移植医療は、献血と輸血システムに似ています。「なくてはならないサービス」だという共通の認識のもと社会全体に普及し、一般の人々の理解・協力と、公的機関の舵取り (UNOS・赤十字のような機関)により成り立つ、医療行政システムの一つなのです。裏を返せば、大都市の大学病院の一部で行われている「特殊な先端医療」ではなく、患者が自分の日常からはかけ離れた世界の出来事だと思っていては成り立たない。
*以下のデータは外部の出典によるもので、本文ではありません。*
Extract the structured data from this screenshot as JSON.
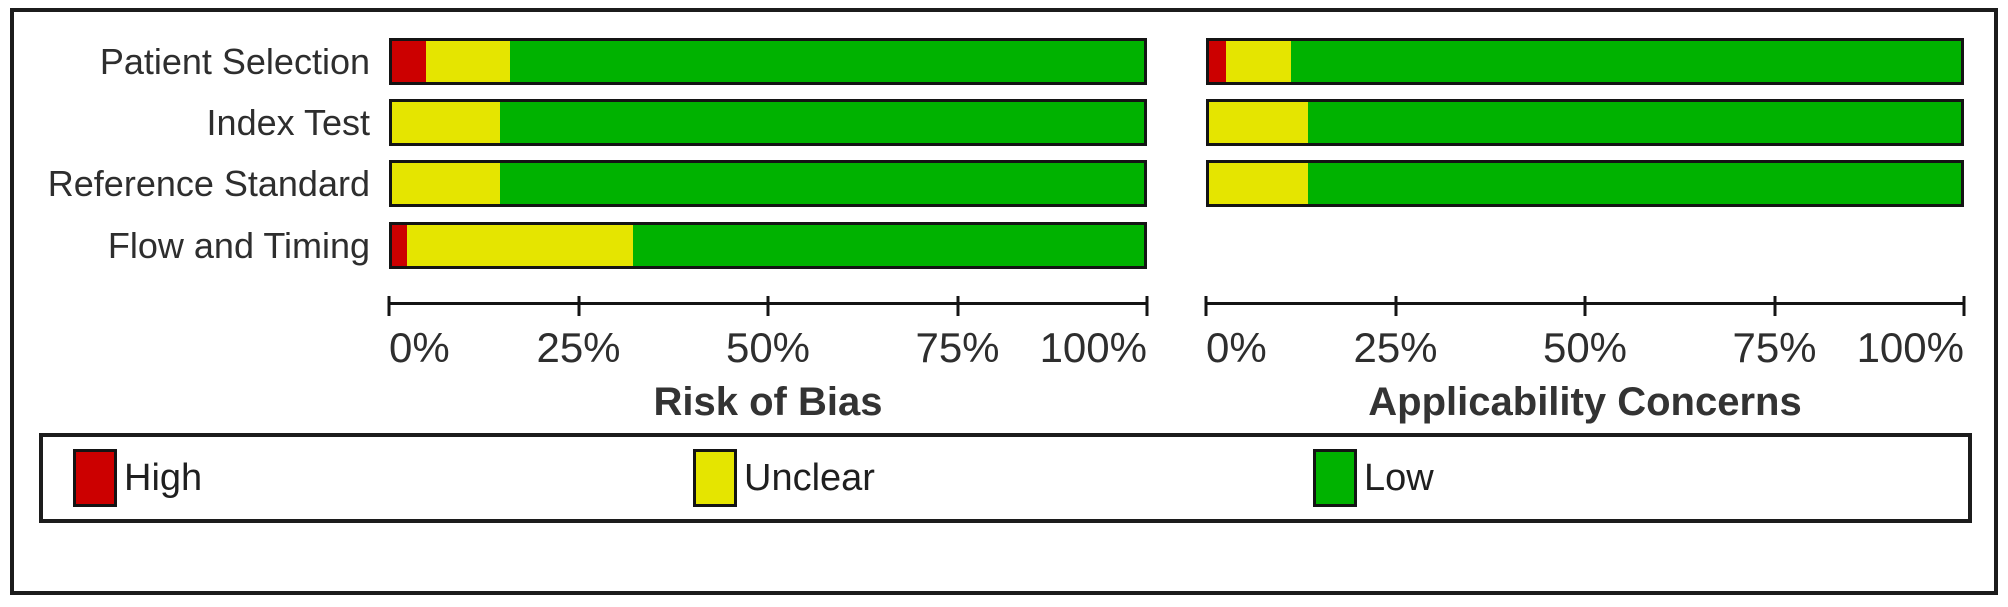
{
  "chart_data": [
    {
      "type": "bar",
      "orientation": "horizontal-stacked",
      "title": "Risk of Bias",
      "categories": [
        "Patient Selection",
        "Index Test",
        "Reference Standard",
        "Flow and Timing"
      ],
      "series": [
        {
          "name": "High",
          "color": "#CC0000",
          "values": [
            4.5,
            0,
            0,
            2.0
          ]
        },
        {
          "name": "Unclear",
          "color": "#E5E500",
          "values": [
            11.2,
            14.4,
            14.3,
            30.0
          ]
        },
        {
          "name": "Low",
          "color": "#00B200",
          "values": [
            84.3,
            85.6,
            85.7,
            68.0
          ]
        }
      ],
      "ticks": [
        "0%",
        "25%",
        "50%",
        "75%",
        "100%"
      ],
      "xlim": [
        0,
        100
      ],
      "grid": false,
      "legend_position": "bottom"
    },
    {
      "type": "bar",
      "orientation": "horizontal-stacked",
      "title": "Applicability Concerns",
      "categories": [
        "Patient Selection",
        "Index Test",
        "Reference Standard"
      ],
      "series": [
        {
          "name": "High",
          "color": "#CC0000",
          "values": [
            2.2,
            0,
            0
          ]
        },
        {
          "name": "Unclear",
          "color": "#E5E500",
          "values": [
            8.7,
            13.1,
            13.1
          ]
        },
        {
          "name": "Low",
          "color": "#00B200",
          "values": [
            89.1,
            86.9,
            86.9
          ]
        }
      ],
      "ticks": [
        "0%",
        "25%",
        "50%",
        "75%",
        "100%"
      ],
      "xlim": [
        0,
        100
      ],
      "grid": false,
      "legend_position": "bottom"
    }
  ],
  "legend": {
    "items": [
      {
        "label": "High",
        "color": "#CC0000"
      },
      {
        "label": "Unclear",
        "color": "#E5E500"
      },
      {
        "label": "Low",
        "color": "#00B200"
      }
    ]
  }
}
つまり、医療提供者と患者との関係を超えて、社会サービスの一つとして認識されなければならないのです。
日本では、脳死による臓器提供があまりに少ないので、活発な移植医療が行われていないのが現状です。しかし、なぜそれが10年も20年も改善されないのでしょうか。脳死判定問題で最初につまずいて、移植医療そのものの議論がなされていないのも問題ですが、このまま普及していかない状況を、「日本に移植医療は適合しないからだ」と結論付けてしまっていいのでしょうか。
社会のインフラである以上、その必要性・価値を決めるのは一般利用者です。しかしそもそも、現在の日本で、一般の人がどれくらい臓器移植について知っているでしょうか。自分の身近に関わりのあることだと、誰が思っているのでしょうか。医療の受益者である一般の人々は、ちゃんと思考するための材料となる情報を、公平に届けられた上で、移植医療を「必要ない」と選択しているのでしょうか。
■日本人は移植医療を受け入れるか
日本人は21世紀を先進国の人間として生きて、「移植を受けずに死んでいく」ことを受け入れるのでしょうか。もし、日本人の大部分がそういった価値判断をするのならば、それはコンセンサスであり、「選択」です。わたしは、個人的に、「移植を受けずに潔く死んでいく」日本人の姿も想像に難くなく、むしろノスタルジックに好感さえ抱きます。
しかし、それは、医療提供者の経験に基づく情報が、社会に安定的に・公平に与えられた状況での判断であって初めて、価値があるものです。「移植は自分には関係のない特殊医療技術」だと思ったり、思わされたりしているのなら、それは公平だとは思いません。21世紀の先進国では移植医療は、誰もが享受できるはずの身近な医療技術であるはずです。
「ドナーがいないから」というのは、日本で移植医療が進まない本当の理由ではないと思います。ドナーがいないのは、社会インフラとしての普及が進められていないからではないでしょうか。あるいは、身近な治療の可能性としての移植を、人々に啓蒙していないことが一因かもしれません。そして何より、医療提供者側に決定的に経験が足りないのではないでしょうか。だとしたら、それは情報の不平等であり、21世紀を通して変えていかなければならないことではないでしょうか。
最後に、”Sharing”と言うことを強調しておきたいと思います。移植を受けるということは、臓器を提供することと表裏一体です。社会全体で、個人の体の一部を分け合うという、この新しいインフラ。それを選択肢として提示された場合、どういう判断をするのか、一人ひとりが考えておくべきことだと思います。